As the wildebeest migrate around the Serengeti and the Mara during the year, in the latter part, from end of July through to October (roughly) the entire migration crosses the great Mara River. This is an amazing spectacle really worth seeing (come with me!) Here you can see some of the chaos as thousands of wildebeest congregate on the banks of the Mara River about to cross. I like to feel that you can sense the dust, the chaos and the uncertainty they are feeling, but then they are wildebeest so they probably don't feel anything, who knows?
So often, as a wildlife photographer, I find myself photographing the big stuff; you know, the lions, the elephants, the migration. But here I was able to find a really expressive image of a giraffe, which I am so excited about. By bleaching out a little of the background it, the black and white really focuses you on his face. He’s a male Maasai Giraffe, photographed in the South Luangwa Valley National Park in Zambia (a really awesome safari experience, wow!) No hair on his horns, actually they aren’t horns at all: Cool Fact alert: the two protrusions on his head are called ossicones, and they are made of ossified cartilage rather than living bone and are covered in hair and skin as opposed to keratin, so cool. The male’s hair has worn off and the females have hair covering theirs.

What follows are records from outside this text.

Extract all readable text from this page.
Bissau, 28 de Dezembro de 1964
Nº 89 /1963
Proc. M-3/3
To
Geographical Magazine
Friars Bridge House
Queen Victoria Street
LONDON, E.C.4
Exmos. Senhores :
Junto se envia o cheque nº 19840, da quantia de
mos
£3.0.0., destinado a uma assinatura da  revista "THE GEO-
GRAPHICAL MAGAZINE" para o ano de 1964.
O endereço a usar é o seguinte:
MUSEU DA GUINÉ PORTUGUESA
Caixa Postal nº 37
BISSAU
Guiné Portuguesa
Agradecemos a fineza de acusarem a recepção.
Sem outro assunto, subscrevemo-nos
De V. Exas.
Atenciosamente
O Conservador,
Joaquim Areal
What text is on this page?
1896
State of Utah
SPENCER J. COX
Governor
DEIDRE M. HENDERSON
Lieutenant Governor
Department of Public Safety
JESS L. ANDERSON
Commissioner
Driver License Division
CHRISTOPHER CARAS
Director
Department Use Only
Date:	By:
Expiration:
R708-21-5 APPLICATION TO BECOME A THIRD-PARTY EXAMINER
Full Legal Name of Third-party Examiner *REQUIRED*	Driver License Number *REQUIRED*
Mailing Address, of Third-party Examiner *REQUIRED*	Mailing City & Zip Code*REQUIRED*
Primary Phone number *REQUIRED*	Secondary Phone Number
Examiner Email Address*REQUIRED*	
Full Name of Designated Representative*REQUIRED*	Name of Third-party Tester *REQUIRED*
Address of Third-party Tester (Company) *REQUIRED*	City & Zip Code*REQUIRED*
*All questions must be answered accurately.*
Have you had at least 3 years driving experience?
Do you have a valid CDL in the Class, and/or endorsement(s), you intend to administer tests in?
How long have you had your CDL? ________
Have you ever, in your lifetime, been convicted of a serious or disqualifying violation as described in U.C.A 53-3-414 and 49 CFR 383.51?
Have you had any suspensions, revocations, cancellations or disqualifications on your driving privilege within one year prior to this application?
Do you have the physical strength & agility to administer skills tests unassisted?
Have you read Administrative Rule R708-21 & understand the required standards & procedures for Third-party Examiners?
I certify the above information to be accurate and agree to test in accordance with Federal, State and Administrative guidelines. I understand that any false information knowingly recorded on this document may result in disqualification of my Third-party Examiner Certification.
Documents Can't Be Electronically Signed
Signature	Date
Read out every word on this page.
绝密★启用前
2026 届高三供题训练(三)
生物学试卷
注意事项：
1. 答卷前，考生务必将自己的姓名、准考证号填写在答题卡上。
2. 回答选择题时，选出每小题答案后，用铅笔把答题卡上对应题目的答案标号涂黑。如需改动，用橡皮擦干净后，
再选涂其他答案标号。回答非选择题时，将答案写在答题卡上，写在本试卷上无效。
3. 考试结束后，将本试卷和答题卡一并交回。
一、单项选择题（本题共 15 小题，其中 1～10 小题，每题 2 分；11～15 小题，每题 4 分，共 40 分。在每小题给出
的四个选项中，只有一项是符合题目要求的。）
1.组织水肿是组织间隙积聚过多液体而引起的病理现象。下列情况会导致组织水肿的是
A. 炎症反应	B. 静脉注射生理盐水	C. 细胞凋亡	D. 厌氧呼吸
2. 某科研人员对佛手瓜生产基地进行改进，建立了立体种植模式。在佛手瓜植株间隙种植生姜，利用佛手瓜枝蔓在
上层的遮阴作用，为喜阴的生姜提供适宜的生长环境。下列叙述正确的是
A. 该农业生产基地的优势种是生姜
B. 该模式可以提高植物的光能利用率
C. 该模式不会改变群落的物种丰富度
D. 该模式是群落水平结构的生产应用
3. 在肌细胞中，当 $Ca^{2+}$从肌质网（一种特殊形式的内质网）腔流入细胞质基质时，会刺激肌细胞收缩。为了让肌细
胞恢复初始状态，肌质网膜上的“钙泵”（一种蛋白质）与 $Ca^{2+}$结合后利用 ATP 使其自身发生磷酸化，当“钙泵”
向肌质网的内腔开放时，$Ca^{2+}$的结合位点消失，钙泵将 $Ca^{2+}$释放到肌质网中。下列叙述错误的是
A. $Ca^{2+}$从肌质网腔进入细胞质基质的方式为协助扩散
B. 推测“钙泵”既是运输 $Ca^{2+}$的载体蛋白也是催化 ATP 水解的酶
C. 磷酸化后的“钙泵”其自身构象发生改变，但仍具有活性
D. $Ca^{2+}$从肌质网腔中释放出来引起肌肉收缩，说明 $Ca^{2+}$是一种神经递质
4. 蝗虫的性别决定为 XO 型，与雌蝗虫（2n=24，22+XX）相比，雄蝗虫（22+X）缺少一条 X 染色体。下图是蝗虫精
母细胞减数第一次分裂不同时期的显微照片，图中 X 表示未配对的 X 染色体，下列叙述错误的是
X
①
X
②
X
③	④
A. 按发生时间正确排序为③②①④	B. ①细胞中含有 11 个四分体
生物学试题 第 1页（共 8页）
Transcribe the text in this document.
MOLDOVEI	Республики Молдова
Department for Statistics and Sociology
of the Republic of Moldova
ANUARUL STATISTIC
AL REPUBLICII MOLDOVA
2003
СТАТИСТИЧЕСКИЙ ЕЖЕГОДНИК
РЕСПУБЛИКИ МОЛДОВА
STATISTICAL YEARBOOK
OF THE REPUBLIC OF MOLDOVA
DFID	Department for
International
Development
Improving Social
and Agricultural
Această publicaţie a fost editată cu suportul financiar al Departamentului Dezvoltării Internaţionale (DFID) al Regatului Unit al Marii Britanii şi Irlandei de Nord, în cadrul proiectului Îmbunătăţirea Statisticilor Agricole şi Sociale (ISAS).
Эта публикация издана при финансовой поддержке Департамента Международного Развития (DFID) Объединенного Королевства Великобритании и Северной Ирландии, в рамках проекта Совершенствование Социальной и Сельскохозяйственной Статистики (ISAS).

We came across these two mating lions in the Maasai Mara in Kenya and I was able to grab a quick shot as she came up to him and nudged him ‘affectionately’. Obviously we all love to anthropomorphise wildlife behaviour, and I couldn't help but chuckle as I saw his slightly alarmed expression. “Not again darling?” Lions can mate for up to 4 days, even more sometimes and when they start they copulate every 15 minutes or so (these facts vary massively) but its still a huge workload…
I love photographing big, fancy male lions. This male I photographed in the Serengeti, the wind was blowing his mane back a little bit, he was looking away, maybe looking for his pride. But I was the invisible observer and I love that. He is properly beautiful.
We were driving in the Okavango Delta, Botswana, during the dry season and came round the corner and there was this chap quietly waking up in the early morning, do some feline grooming. Just like your cat does at home, but a teechy bit bigger. He was totally relaxed, but the look he gave me when I was photographing him was outstanding. There is an intrinsic knowledge that he is top of the food chain, and I feel that power through his eyes.
This lovely male lion was wondering through the grass on a stormy afternoon in the Seronera area of the Serengeti. I was willing him up onto a termite mound as ‘lion walks through grass’ is a tricky great image to make look fabulous. However, when large male lion walks onto termite mound, which is dramatically hidden in the long grass, bingo, he looks truly majestic. I really love this image, again, he is looking away, so we are detached viewers into his world.
This is my favourite image I have taken for a few years. I was recently in the southern Serengeti filming a series on YouTube during the global lockdown. It was late morning, not a lot going on and I saw this zebra standing on the right. Looking very relaxed, so I popped down into the grass, focused on his head with a wide open aperture of f4 (for the camera nerds) and the grasses between us blurred and the image popped out. The black and white conversion I feel truly enhances the mystery I feel about this image, and best of all, its with a zebra, which is a much under photographed creature.